McDonald left his West Side parish in 1970, after discovering that he couldn`t do two jobs at once. The fire department, he told Cody, had become his first love. He liked the freedom to move about the city. He dealt with different kinds of people. It wasn`t so much exciting as dynamic.

”I decided to treat the fire department as if it was my parish,” he said.

That meant periodically visiting all of the city`s 100 fire stations, plus the department`s administrative offices and training facilities. It meant counseling firefighters and their families through marital problems and other emotional hurts, many having to do with the long hours and stress of the job. It meant consuming gallons of coffee just to be sociable.
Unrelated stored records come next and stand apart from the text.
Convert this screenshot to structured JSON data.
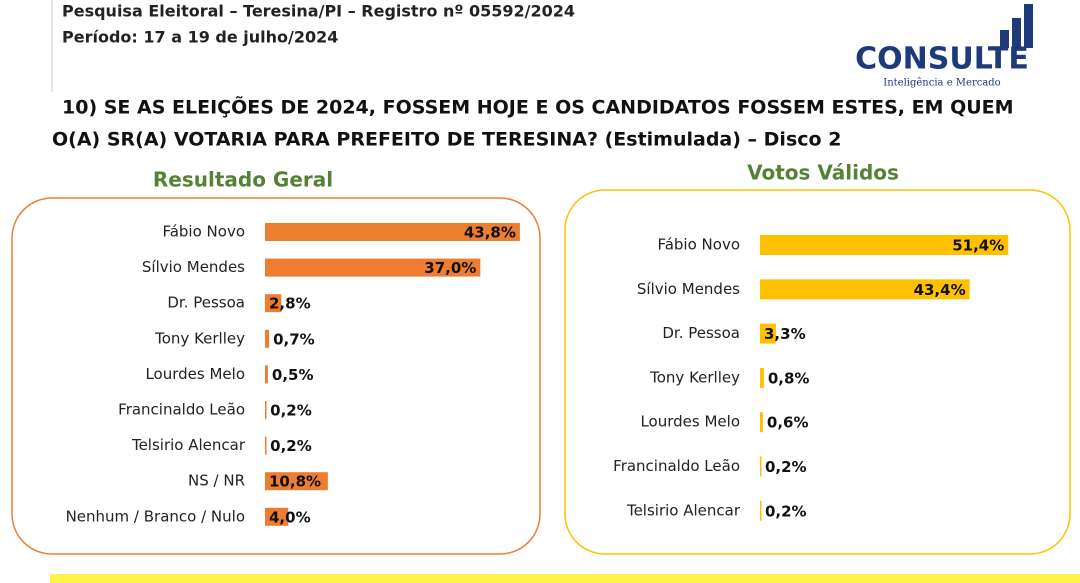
{
  "header": {
    "line1": "Pesquisa Eleitoral – Teresina/PI  – Registro nº 05592/2024",
    "line2": "Período: 17 a 19 de julho/2024",
    "question_line1": "10) SE AS ELEIÇÕES DE 2024, FOSSEM HOJE E OS CANDIDATOS FOSSEM ESTES, EM QUEM",
    "question_line2": "O(A) SR(A) VOTARIA PARA PREFEITO DE TERESINA? (Estimulada) – Disco 2",
    "logo": "CONSULTE",
    "logo_tagline": "Inteligência e Mercado"
  },
  "chart_data": [
    {
      "type": "bar",
      "orientation": "horizontal",
      "title": "Resultado Geral",
      "color": "#ed7d31",
      "categories": [
        "Fábio Novo",
        "Sílvio Mendes",
        "Dr. Pessoa",
        "Tony Kerlley",
        "Lourdes Melo",
        "Francinaldo Leão",
        "Telsirio Alencar",
        "NS / NR",
        "Nenhum / Branco / Nulo"
      ],
      "values": [
        43.8,
        37.0,
        2.8,
        0.7,
        0.5,
        0.2,
        0.2,
        10.8,
        4.0
      ],
      "value_labels": [
        "43,8%",
        "37,0%",
        "2,8%",
        "0,7%",
        "0,5%",
        "0,2%",
        "0,2%",
        "10,8%",
        "4,0%"
      ]
    },
    {
      "type": "bar",
      "orientation": "horizontal",
      "title": "Votos Válidos",
      "color": "#ffc000",
      "categories": [
        "Fábio Novo",
        "Sílvio Mendes",
        "Dr. Pessoa",
        "Tony Kerlley",
        "Lourdes Melo",
        "Francinaldo Leão",
        "Telsirio Alencar"
      ],
      "values": [
        51.4,
        43.4,
        3.3,
        0.8,
        0.6,
        0.2,
        0.2
      ],
      "value_labels": [
        "51,4%",
        "43,4%",
        "3,3%",
        "0,8%",
        "0,6%",
        "0,2%",
        "0,2%"
      ]
    }
  ]
}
That was just as well, because McDonald probably needed the caffeine to keep up with his schedule. He was on call 24 hours a day, six days a week. Wednesday from 7 a.m. to 10 p.m. was his ”day” off. Red telephones linked directly to the fire department adorned every floor of the rectory at St. Veronica`s church, where McDonald went to live after giving up the pastorate at St. Malachy`s. A beeper and a short-wave radio kept him in touch when he wasn`t at home.

On a Sunday in the winter of 1983 he spent an entire work day, from 10 a.m. to 7 p.m., moving from one extra-alarm fire to another.

Not everyone appreciated such devotion.

During the turbulent years of the early 1970s Chicago`s firefighters often were pelted by the very people they sought to serve, and McDonald was no exception. ”Once,” he said, ”I got hit with a roll of toilet tissue.”

One night, at a fire on the North Side, McDonald was called to deal with a Polish woman who refused to leave her house, even though it was in the path of a spreading fire.

”People don`t like to leave their homes,” McDonald said. ”They have all their possessions there. This lady was Catholic. So the firemen figured,

`Get the priest.` Well, I talked to her and told her she ought to leave. She cursed me and kicked me in the leg. I don`t remember if she agreed to leave.”

Another time, on Madison Street, a passing drunk had collapsed in a puddle created by fire hoses. McDonald hoisted him out. ”Someone took a picture of me with my arms around him,” McDonald said. ”The caption read,

`Chaplain helps fire victim.` Actually, the guy was angry. He was trying to slug me, and I had my arms around him to restrain him.”

McDonald took the bitter with the sweet and on balance ended with a very good taste. ”I told the cardinal that I had the best job of any priest in the city of Chicago,” the chaplain said. ”If you really enjoy your job, it isn`t really work. That`s the way I felt about this.”